O presidente da Câmara de Paredes de Coura, Vítor Paulo Pereira, salienta ser necessário "uma partilha de poder". "Podemos contratar os funcionários, cuidar do telhado, podar as árvores mas, se na altura do festival [de música] quiser alterar o funcionamento do centro de saúde, nem que seja de forma extraordinária, não tenho essa capacidade".

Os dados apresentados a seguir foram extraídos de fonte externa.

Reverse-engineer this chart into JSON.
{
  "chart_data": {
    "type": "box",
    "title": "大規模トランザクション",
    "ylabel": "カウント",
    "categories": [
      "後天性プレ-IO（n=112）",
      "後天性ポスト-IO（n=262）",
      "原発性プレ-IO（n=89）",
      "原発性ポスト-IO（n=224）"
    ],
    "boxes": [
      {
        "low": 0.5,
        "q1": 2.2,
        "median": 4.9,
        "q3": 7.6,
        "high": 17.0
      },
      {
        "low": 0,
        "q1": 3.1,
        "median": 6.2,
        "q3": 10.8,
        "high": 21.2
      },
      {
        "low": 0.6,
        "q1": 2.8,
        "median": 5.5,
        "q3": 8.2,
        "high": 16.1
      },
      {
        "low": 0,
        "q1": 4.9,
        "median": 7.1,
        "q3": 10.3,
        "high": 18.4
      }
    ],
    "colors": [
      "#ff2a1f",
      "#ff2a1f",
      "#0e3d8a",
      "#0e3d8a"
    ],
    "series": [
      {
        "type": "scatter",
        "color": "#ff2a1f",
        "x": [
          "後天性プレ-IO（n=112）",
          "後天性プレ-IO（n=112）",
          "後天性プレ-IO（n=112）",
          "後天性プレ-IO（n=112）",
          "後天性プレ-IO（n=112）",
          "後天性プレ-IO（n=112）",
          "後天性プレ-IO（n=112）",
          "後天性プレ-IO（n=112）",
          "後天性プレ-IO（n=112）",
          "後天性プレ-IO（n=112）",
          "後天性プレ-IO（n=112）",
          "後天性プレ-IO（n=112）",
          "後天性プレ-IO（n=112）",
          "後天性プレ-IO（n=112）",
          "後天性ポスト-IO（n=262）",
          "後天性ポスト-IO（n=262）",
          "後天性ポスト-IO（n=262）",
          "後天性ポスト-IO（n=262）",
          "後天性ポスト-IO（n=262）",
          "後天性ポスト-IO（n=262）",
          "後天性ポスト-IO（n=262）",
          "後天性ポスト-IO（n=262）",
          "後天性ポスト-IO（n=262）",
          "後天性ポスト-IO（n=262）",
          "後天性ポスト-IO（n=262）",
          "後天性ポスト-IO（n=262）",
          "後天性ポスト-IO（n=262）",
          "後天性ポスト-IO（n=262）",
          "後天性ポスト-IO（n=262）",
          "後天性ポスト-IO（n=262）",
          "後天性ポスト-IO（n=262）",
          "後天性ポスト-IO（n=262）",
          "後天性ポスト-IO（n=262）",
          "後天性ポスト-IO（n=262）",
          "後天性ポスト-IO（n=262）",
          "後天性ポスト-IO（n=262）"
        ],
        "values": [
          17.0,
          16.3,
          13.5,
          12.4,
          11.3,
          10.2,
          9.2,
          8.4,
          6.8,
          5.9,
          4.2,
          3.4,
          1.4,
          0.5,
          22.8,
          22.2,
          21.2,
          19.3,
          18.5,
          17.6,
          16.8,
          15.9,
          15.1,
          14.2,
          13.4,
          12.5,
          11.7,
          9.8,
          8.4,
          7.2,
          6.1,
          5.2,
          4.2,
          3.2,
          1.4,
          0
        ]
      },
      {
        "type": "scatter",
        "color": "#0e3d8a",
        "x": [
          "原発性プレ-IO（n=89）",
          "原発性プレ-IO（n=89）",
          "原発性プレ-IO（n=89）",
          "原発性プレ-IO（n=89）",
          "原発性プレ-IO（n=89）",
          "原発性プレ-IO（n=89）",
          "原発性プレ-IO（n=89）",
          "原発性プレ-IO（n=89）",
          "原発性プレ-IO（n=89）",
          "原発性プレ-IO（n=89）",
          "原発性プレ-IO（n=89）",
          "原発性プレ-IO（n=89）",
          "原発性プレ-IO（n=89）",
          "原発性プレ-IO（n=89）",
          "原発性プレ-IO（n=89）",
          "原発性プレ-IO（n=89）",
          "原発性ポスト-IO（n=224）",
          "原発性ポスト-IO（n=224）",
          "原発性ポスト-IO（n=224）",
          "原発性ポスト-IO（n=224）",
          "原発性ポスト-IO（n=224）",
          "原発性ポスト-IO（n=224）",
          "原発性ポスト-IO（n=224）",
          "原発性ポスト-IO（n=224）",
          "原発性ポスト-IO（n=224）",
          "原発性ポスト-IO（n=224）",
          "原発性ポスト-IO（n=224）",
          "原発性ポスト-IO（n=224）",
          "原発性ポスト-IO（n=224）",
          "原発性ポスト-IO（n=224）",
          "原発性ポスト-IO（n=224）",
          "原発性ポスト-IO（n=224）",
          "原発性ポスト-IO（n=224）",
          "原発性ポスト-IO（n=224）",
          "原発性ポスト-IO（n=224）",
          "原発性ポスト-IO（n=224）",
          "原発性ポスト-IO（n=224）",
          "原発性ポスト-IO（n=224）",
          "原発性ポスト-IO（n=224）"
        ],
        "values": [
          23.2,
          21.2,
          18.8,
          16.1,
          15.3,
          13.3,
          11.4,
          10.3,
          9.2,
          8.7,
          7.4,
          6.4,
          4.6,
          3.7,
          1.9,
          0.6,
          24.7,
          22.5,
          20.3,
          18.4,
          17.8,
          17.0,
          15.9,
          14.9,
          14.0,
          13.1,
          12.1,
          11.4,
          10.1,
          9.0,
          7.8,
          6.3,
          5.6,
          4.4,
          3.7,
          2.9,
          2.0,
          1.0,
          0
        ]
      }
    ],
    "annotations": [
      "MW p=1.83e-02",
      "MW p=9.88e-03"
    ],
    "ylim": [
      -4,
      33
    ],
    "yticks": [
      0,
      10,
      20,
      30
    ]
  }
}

Manuel Cordeiro, autarca de São João da Pesqueira, diz continuar a haver "centralização de responsabilidades", com as autarquias a serem responsáveis só por pagarem a conta da luz ou o salário dos funcionários. Já Vítor Costa, autarca de Vila do Conde, aguarda "com serenidade" mais dados para poder decidir se aceita ou não as competências na Saúde.
Auto é obrigatório
A lei diz que a descentralização na Saúde só "é formalizada através de auto de transferência" a assinar entre Governo, Câmaras e ARS. Nos concelhos onde está a ser recusada, o Governo e as ARS vão continuar a gerir em abril.
Ação Social adiada
A transferência de competências na área da Ação Social também tinha como limite o dia 1 de abril, mas foi adiada para 1 de janeiro de 2023. Neste caso, sem necessidade de auto.
Fenprof saúda críticas
A Fenprof saudou, esta terça-feira, o "aumento da contestação" dos municípios à descentralização na Educação e acusou o Governo de querer "ver-se livre dos problemas que estão por resolver" naquela área.